Britain’s nascent underground coal gasification (UCG) industry has great potential, according to natural resources veteran Algy Cluff.
Cluff Natural Resources chief hail's Britain's UCG potential

Britain’s nascent underground coal gasification (UCG) industry has great potential, according to natural resources veteran Algy Cluff.

The new technology, which unlocks the hydrocarbons stored held within coal, is the first building block in the former mining executive’s new venture into the hydrocarbon business, Cluff Natural Resources (LON:CLNR).

It has been issued new licences to develop UCG projects - one in Carmarthenshire in Wales, and one in the Dee Estuary which is on the borders of Merseyside and Northern Wales.

Cluff says the new licences represent a low cost entry into the UCG business.

“The essence of UCG is that it is a proven new technology, but and [unlike windpower] it does not require a government subsidy, it is not expensive and it is not an eyesore,” Cluff told Proactive Investors.

It works by oxidising the coal though a concealed underground process, which produces a man-made hydrocarbon called syngas.  Given the UK’s vast remaining coal deposits - which can’t be mined economically anymore - Cluff believes this is a significant opportunity.

“When you think that in 1919 there were well over a thousand mines producing coal in Britain, and now there are just three.

“The potential for gasifiying coal underneath the sea, eventually underneath the North Sea, is very attractive for this directional drilling.

“And we think this is something that could evolve into a big business in this country, but having said that the entry cost is pretty low at the moment.”

Indeed, for the first twelve months CNR’s focus will be on securing the necessary planning permissions to start drilling.

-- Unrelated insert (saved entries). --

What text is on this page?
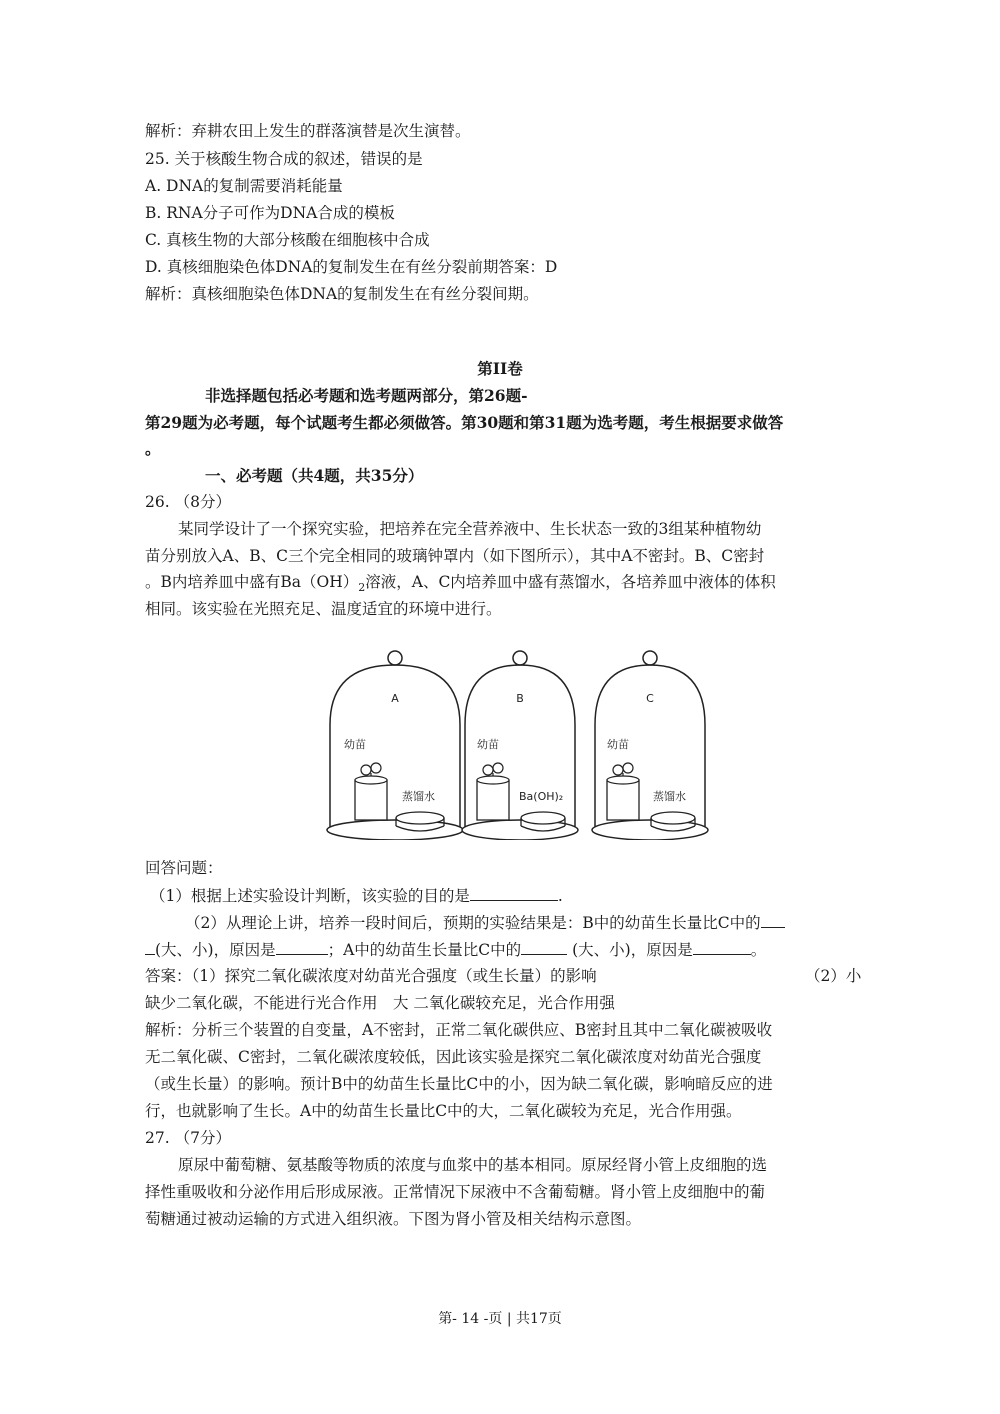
解析：弃耕农田上发生的群落演替是次生演替。
25. 关于核酸生物合成的叙述，错误的是
A. DNA的复制需要消耗能量
B. RNA分子可作为DNA合成的模板
C. 真核生物的大部分核酸在细胞核中合成
D. 真核细胞染色体DNA的复制发生在有丝分裂前期答案：D
解析：真核细胞染色体DNA的复制发生在有丝分裂间期。
第II卷
非选择题包括必考题和选考题两部分，第26题-
第29题为必考题，每个试题考生都必须做答。第30题和第31题为选考题，考生根据要求做答
。
一、必考题（共4题，共35分）
26. （8分）
某同学设计了一个探究实验，把培养在完全营养液中、生长状态一致的3组某种植物幼
苗分别放入A、B、C三个完全相同的玻璃钟罩内（如下图所示），其中A不密封。B、C密封
。B内培养皿中盛有$Ba(OH)_2$溶液，A、C内培养皿中盛有蒸馏水，各培养皿中液体的体积
相同。该实验在光照充足、温度适宜的环境中进行。
A
幼苗
蒸馏水
B
幼苗
Ba(OH)₂
C
幼苗
蒸馏水
回答问题：
（1）根据上述实验设计判断，该实验的目的是	.
（2）从理论上讲，培养一段时间后，预期的实验结果是：B中的幼苗生长量比C中的
(大、小)，原因是	；A中的幼苗生长量比C中的	(大、小)，原因是	。
答案：（1）探究二氧化碳浓度对幼苗光合强度（或生长量）的影响	（2）小
缺少二氧化碳，不能进行光合作用　大 二氧化碳较充足，光合作用强
解析：分析三个装置的自变量，A不密封，正常二氧化碳供应、B密封且其中二氧化碳被吸收
无二氧化碳、C密封，二氧化碳浓度较低，因此该实验是探究二氧化碳浓度对幼苗光合强度
（或生长量）的影响。预计B中的幼苗生长量比C中的小，因为缺二氧化碳，影响暗反应的进
行，也就影响了生长。A中的幼苗生长量比C中的大，二氧化碳较为充足，光合作用强。
27. （7分）
原尿中葡萄糖、氨基酸等物质的浓度与血浆中的基本相同。原尿经肾小管上皮细胞的选
择性重吸收和分泌作用后形成尿液。正常情况下尿液中不含葡萄糖。肾小管上皮细胞中的葡
萄糖通过被动运输的方式进入组织液。下图为肾小管及相关结构示意图。
第- 14 -页 | 共17页
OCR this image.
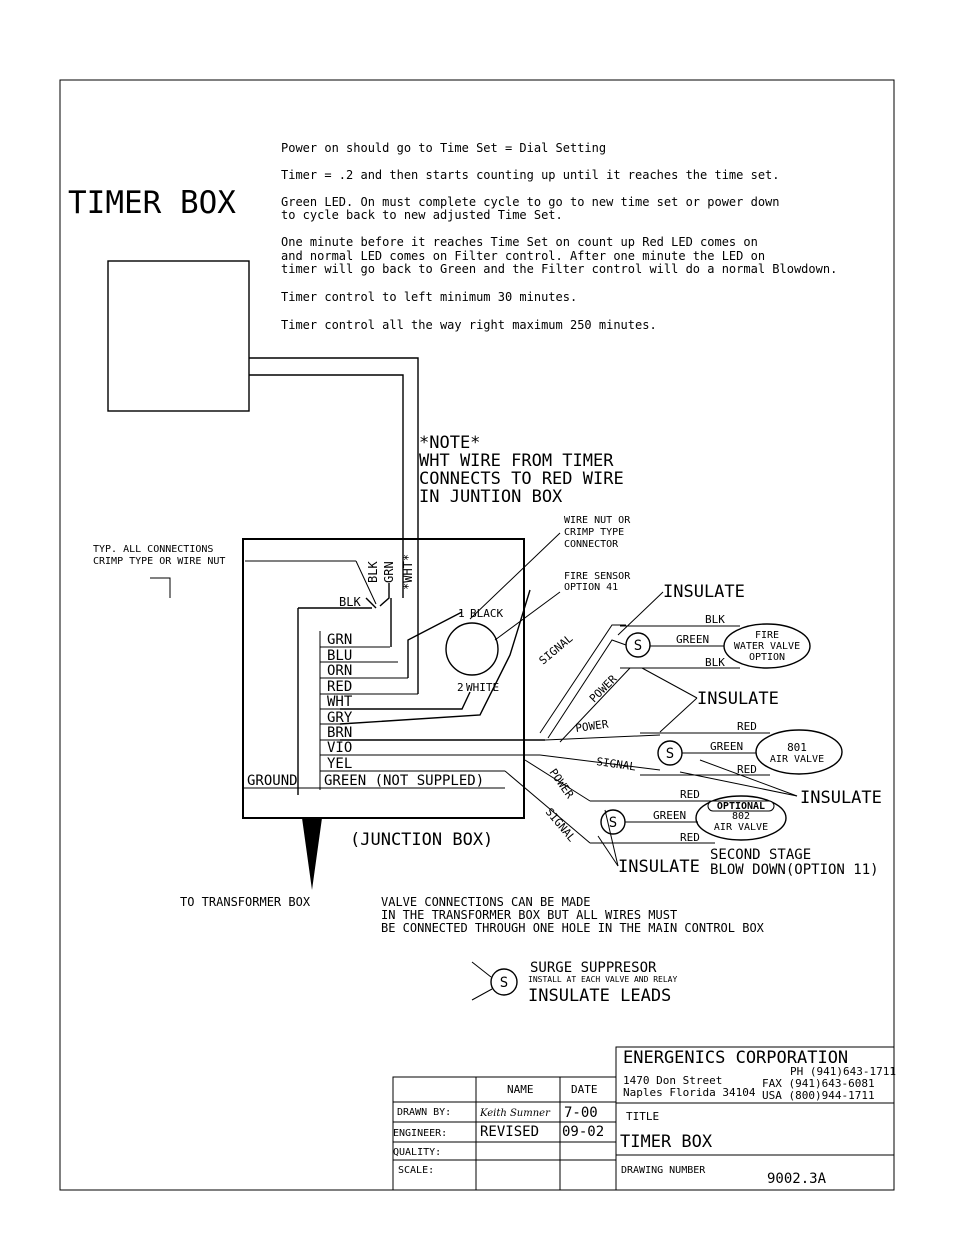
TIMER BOX
Power on should go to Time Set = Dial Setting
Timer = .2 and then starts counting up until it reaches the time set.
Green LED. On must complete cycle to go to new time set or power down
to cycle back to new adjusted Time Set.
One minute before it reaches Time Set on count up Red LED comes on
and normal LED comes on Filter control. After one minute the LED on
timer will go back to Green and the Filter control will do a normal Blowdown.
Timer control to left minimum 30 minutes.
Timer control all the way right maximum 250 minutes.
*NOTE*
WHT WIRE FROM TIMER
CONNECTS TO RED WIRE
IN JUNTION BOX
TYP. ALL CONNECTIONS
CRIMP TYPE OR WIRE NUT	BLK GRN *WHT*
BLK
GRN
BLU
ORN
RED
WHT
GRY
BRN
VIO
YEL
GROUND GREEN (NOT SUPPLED)
1 BLACK
2 WHITE
WIRE NUT OR
CRIMP TYPE
CONNECTOR
FIRE SENSOR
OPTION 41	INSULATE
INSULATE
INSULATE
INSULATE
FIRE
WATER VALVE
OPTION
S
BLK
GREEN
BLK
SIGNAL
POWER
801
AIR VALVE
S
RED
GREEN
RED
POWER
SIGNAL
OPTIONAL
802
AIR VALVE
S
RED
GREEN
RED
POWER
SIGNAL
SECOND STAGE
BLOW DOWN(OPTION 11)
(JUNCTION BOX)
TO TRANSFORMER BOX	VALVE CONNECTIONS CAN BE MADE
IN THE TRANSFORMER BOX BUT ALL WIRES MUST
BE CONNECTED THROUGH ONE HOLE IN THE MAIN CONTROL BOX
S
SURGE SUPPRESOR
INSTALL AT EACH VALVE AND RELAY
INSULATE LEADS
ENERGENICS CORPORATION
1470 Don Street
Naples Florida 34104
PH (941)643-1711
FAX (941)643-6081
USA (800)944-1711
NAME	DATE
DRAWN BY:	Keith Sumner 7-00
ENGINEER: REVISED 09-02
QUALITY:
SCALE:
TITLE
TIMER BOX
DRAWING NUMBER
9002.3A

This is not the kind of first project that most investors following CNR had been expecting. But today’s move into UK coal gasification is ‘entirely consistent’ within the strategy the group set out when it listed on AIM last year, according to Cluff.

The group, which prior to today’s deal was effectively a cash shell, joined the AIM market in May following a £3.75mln funding. The group’s first acquisition, a potential exploration venture, was expected to follow shortly after.

Now, however, Algy Cluff says that the UK portfolio is more likely to be developed through new licence applications rather than acquisitions.

Cluff revealed a slight change in the group’s approach to building the portfolio.

“We looked at two [potential] deals but neither of them worked for us.

While this first project is targeting unconventional hydrocarbons, Cluff doesn’t plan to confine the group to the emerging unconventional technologies, and future deals are likely to feature regular oil and gas project - in either the UK or Africa.

It is expected that the next addition to the portfolio will come from Africa, and it will be an exploration venture.

In the meantime the company, and investors, now have a tangible project to focus on. The first priority will be to apply for relevant planning and environmental permits to develop the projects, though this is not expected to be a significant draw on cash reserves.

Investors have already welcomed the development with CNR shares advancing over 20% today, to trade at 4.37p a share.

In a note to clients today City broker Shore Capital analyst Craig Howie said: “we are pleased to see this entry into UCG, which benefits from proven extraction technology and has the potential to play an important role in addressing the UK’s energy needs.”